Since then, luck and the Corkman’s canvassing talent have intervened. He is a natural campaigner who has discarded the sackcloth and ashes that he wore in the aftermath of his party’s disastrous stewardship of the economy. He has benefited from the short memory that bedevils politics. This is a man who was at the cabinet table for the full term of Bertie Ahern’s 14 years in power — through the years of illusory wealth and bling, right into the disastrous denouement.
That past is now a different country among large swathes of the electorate. The outgoing Government is so unpopular in some quarters that Martin can come across as somebody who entered public life five years ago. Dispatches from the doorstep speak of a campaigner of boundless energy, in a field where the other three leaders are beginning to wear their years.
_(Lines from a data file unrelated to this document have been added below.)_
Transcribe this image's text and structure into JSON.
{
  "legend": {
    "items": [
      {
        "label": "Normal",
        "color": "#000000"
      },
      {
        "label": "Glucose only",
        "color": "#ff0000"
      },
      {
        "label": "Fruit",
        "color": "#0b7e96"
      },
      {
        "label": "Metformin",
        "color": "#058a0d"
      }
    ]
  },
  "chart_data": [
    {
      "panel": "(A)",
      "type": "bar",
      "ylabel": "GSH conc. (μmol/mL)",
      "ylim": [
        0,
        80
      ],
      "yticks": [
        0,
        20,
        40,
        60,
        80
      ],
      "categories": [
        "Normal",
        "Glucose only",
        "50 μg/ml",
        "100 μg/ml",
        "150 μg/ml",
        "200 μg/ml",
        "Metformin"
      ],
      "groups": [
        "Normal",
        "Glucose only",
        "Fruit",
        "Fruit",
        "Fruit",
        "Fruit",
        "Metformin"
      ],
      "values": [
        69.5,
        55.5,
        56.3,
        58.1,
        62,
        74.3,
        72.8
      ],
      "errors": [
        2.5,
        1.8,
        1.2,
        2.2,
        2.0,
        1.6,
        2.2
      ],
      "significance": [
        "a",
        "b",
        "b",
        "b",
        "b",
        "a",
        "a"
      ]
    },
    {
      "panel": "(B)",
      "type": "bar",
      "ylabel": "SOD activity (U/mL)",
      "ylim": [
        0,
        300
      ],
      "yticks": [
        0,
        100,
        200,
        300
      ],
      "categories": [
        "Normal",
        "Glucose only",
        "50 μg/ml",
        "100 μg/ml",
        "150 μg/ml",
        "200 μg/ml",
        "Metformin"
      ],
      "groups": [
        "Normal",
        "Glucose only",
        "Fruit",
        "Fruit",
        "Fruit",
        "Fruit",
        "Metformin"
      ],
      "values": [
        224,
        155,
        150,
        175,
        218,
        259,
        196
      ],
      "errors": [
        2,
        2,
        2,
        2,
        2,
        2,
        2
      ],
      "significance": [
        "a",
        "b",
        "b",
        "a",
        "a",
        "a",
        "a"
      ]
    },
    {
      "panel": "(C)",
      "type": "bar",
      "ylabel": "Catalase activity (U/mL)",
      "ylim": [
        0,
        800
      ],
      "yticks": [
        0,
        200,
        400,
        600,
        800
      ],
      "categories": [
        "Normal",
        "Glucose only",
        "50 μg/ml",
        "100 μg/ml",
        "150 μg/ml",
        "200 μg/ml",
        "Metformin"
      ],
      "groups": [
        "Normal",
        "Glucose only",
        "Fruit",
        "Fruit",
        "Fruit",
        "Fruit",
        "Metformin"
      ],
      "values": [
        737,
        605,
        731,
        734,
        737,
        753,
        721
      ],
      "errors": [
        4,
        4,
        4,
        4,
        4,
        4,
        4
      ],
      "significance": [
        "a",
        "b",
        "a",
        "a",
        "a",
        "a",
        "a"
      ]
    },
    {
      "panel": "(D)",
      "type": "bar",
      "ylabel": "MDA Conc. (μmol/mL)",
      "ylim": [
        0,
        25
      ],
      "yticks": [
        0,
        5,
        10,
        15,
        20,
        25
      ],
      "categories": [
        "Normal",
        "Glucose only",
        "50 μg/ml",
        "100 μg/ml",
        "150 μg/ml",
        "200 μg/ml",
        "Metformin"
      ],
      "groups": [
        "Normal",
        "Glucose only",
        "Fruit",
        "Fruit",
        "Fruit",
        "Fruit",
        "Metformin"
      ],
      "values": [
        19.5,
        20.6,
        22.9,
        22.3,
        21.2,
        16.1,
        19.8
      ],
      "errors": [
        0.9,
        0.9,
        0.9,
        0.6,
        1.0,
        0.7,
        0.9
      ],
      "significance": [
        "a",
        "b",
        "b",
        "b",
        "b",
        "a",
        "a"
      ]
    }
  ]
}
His performance in the first leaders’ debate was assured and confident, while those around him floundered to a greater or lesser degree. But more than anything he has been a lucky general so far.
Fianna Fáil, Fine Gael, and to some extent Labour, are now fishing in the same pool — a pool that is shallow compared to the days of the two-and-a-half party system. The message from the outgoing government parties has been that it is incumbent on the electorate to keep the recovefry going. The conveyance of that message has often come across as a lecture rather than an effort to persuade. Little provision is made for the reality that the recovery is still extremely shy. Telling people in this environment that they have no choice but to do as they’re told has been a miscalculation.
Further luck is accruing to Martin through the handling of his main rival, Enda Kenny. The Taoiseach does have campaigning attributes but these days it can be difficult to unearth them. Such is the terror harboured by his advisors about the potential for a cock-up from Kenny that he has been surgically removed from his natural disposition.
Martin has benefited as a result, as he leaps around the country attempting to woo back the lost tribe of Fianna Fáil voters who were borrowed by Phil Hogan in 2011.
Compounding Fine Gael’s sluggish campaign has been the failure of the party’s big beasts, such as Leo Varadkar and the Simons Coveney and Harris, to take up the slack left by Kenny.
Despite Martin’s flying start though, the polls remain stubborn. Perhaps the disillusionment is such that it doesn’t matter how well Martin might be coming across. The only other alternative is that there is a silent Fianna Fáil voter out there, still unwilling to admit to having bad thoughts of returning to the devil they know.
As things stand, the real battle Martin is engaged in now is attempting to maximise the number of seats with which to bargain with Enda Kenny when they retreat into conclave after the election.
Nine days of campaigning remain, and manys the election that was decided in the last week. But for Martin, the times they certainly have a-changed in a few short weeks.
By how much still remains to be seen.